Ethiopia has a poverty-stricken economy, highly based upon agriculture, which contributes 47% to GNP, more than 80% of exports and employs 85% of the population. Recurrent droughts, combined with inefficient cultivation practices and the 1999-2000 war with Eritrea, have been hard on the economy.
The major agricultural export crop is coffee, providing 35% of Ethiopia's foreign exchange earnings, down from 65% a decade ago because of the slump in coffee prices since the mid-1990s. Continually low market prices for coffee have forced some farmers to switch to 'chat' (qat), a tropical evergreen plant whose leaves are used as a stimulant, to bolster their income. Other traditional major agricultural exports are hides and skins, pulses and oilseeds. Sugar and gold production has also become important in recent years.
In 2001, Ethiopia qualified for debt relief from the Heavily Indebted Poor Countries initiative. Under Ethiopia's current land distribution system, the government owns all land and sells long- term leases to tenants. This hampers industrial growth, as entrepreneurs cannot use land as collateral. Normal weather patterns from 2004 to 2007 helped the economy begin to recover after years of drought but 2008 and 2009 have seen the country to annual food deficits.

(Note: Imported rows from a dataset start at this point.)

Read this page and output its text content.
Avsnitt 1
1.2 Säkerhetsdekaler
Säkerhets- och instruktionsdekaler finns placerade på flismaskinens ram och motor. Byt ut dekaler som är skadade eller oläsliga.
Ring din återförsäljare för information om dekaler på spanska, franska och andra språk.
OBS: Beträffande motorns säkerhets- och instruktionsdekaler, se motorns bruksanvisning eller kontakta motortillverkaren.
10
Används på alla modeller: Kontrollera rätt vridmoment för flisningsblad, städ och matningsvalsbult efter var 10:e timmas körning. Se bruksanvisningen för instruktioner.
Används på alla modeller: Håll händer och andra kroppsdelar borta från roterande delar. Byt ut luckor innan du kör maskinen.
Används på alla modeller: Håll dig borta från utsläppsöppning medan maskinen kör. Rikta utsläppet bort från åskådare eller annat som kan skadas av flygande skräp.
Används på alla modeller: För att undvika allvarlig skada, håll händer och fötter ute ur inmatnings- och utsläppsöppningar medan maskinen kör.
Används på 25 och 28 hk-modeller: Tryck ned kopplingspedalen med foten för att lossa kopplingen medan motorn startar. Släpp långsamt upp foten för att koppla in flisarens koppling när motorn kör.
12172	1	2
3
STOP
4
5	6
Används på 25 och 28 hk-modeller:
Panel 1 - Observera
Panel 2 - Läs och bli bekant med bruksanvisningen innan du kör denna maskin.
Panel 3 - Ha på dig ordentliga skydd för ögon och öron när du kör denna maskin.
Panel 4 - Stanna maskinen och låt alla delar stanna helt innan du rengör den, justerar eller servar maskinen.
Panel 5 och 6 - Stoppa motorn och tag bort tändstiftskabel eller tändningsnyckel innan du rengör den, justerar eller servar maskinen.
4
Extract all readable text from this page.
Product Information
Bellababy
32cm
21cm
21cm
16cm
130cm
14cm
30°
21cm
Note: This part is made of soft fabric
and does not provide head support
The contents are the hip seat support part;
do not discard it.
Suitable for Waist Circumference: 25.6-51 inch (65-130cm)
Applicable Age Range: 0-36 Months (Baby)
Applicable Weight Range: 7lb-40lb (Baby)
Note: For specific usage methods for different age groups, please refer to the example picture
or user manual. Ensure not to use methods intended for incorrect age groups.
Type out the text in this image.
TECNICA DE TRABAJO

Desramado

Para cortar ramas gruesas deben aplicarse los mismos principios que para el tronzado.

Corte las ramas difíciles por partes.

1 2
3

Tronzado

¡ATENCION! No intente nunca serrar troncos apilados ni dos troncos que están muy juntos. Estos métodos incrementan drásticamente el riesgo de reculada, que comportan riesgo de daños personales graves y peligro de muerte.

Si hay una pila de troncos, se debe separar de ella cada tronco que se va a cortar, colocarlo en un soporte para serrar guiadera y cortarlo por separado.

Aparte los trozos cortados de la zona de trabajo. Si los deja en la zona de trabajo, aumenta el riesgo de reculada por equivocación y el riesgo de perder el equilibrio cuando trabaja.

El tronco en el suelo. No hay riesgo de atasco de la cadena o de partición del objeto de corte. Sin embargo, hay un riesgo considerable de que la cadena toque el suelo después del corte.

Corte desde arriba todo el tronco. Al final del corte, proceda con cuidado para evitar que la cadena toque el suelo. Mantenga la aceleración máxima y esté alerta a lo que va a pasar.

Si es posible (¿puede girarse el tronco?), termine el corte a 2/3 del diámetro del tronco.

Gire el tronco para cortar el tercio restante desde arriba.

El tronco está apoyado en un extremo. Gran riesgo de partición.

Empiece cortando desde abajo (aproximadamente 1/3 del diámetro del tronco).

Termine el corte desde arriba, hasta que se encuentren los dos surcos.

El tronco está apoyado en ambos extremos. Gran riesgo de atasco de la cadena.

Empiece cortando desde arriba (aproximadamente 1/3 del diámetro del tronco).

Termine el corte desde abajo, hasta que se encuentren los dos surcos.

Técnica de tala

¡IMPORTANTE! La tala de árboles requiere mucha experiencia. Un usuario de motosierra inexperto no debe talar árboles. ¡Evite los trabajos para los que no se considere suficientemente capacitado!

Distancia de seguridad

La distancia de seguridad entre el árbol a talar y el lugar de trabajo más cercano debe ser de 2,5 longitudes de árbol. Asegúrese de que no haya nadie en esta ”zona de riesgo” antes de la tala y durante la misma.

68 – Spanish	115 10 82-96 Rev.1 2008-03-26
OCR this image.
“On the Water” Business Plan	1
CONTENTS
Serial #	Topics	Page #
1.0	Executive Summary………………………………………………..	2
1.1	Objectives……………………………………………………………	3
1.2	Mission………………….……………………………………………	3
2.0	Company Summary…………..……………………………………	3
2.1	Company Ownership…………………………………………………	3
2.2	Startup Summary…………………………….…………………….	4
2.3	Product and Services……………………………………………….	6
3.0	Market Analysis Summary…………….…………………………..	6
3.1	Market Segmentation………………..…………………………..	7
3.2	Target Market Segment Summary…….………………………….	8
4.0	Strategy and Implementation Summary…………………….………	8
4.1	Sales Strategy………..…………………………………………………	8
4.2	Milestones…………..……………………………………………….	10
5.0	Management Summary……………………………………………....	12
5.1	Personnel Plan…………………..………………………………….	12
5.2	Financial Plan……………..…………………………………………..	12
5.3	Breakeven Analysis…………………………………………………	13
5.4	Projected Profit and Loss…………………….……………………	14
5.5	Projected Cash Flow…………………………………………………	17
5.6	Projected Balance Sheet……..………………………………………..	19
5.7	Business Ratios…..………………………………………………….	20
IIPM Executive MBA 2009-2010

The current government has embarked on a cautious program of economic reform, including privatisation of state enterprises and rationalisation of government regulation. While the process is still ongoing, so far the reforms have attracted only meager foreign investment, and the government remains heavily involved in the economy.
Gold, marble, limestone, and small amounts of tantalum are mined in Ethiopia. Other resources with potential for commercial development include large potash deposits, natural gas, iron ore, and possibly oil and geothermal energy. Although Ethiopia has good hydroelectric resources, which power most of its manufacturing sector, it is totally dependent on imports for its oil.
A landlocked country, Ethiopia has relied on the port of Djibouti since the 1998-2000 border war with Eritrea. Ethiopia is connected with the port of Djibouti by road and rail for international trade. Of the 23,812 kilometers of all-weather roads in Ethiopia, 15% are asphalt. Mountainous terrain and the lack of good roads and sufficient vehicles make land transportation difficult and expensive. However, the government-owned airline's reputation is excellent. Ethiopian Airlines serves 38 domestic airfields and has 42 international destinations.
Dependent on a few vulnerable crops for its foreign exchange earnings and reliant on imported oil, Ethiopia lacks sufficient foreign exchange earnings. The financially conservative government has taken measures to solve this problem, including stringent import controls and sharply reduced subsidies on retail gasoline prices. Nevertheless, the largely subsistence economy is incapable of meeting the budget requirements for drought relief, an ambitious development plan, and indispensable imports such as oil. The gap has largely been covered through foreign assistance inflows.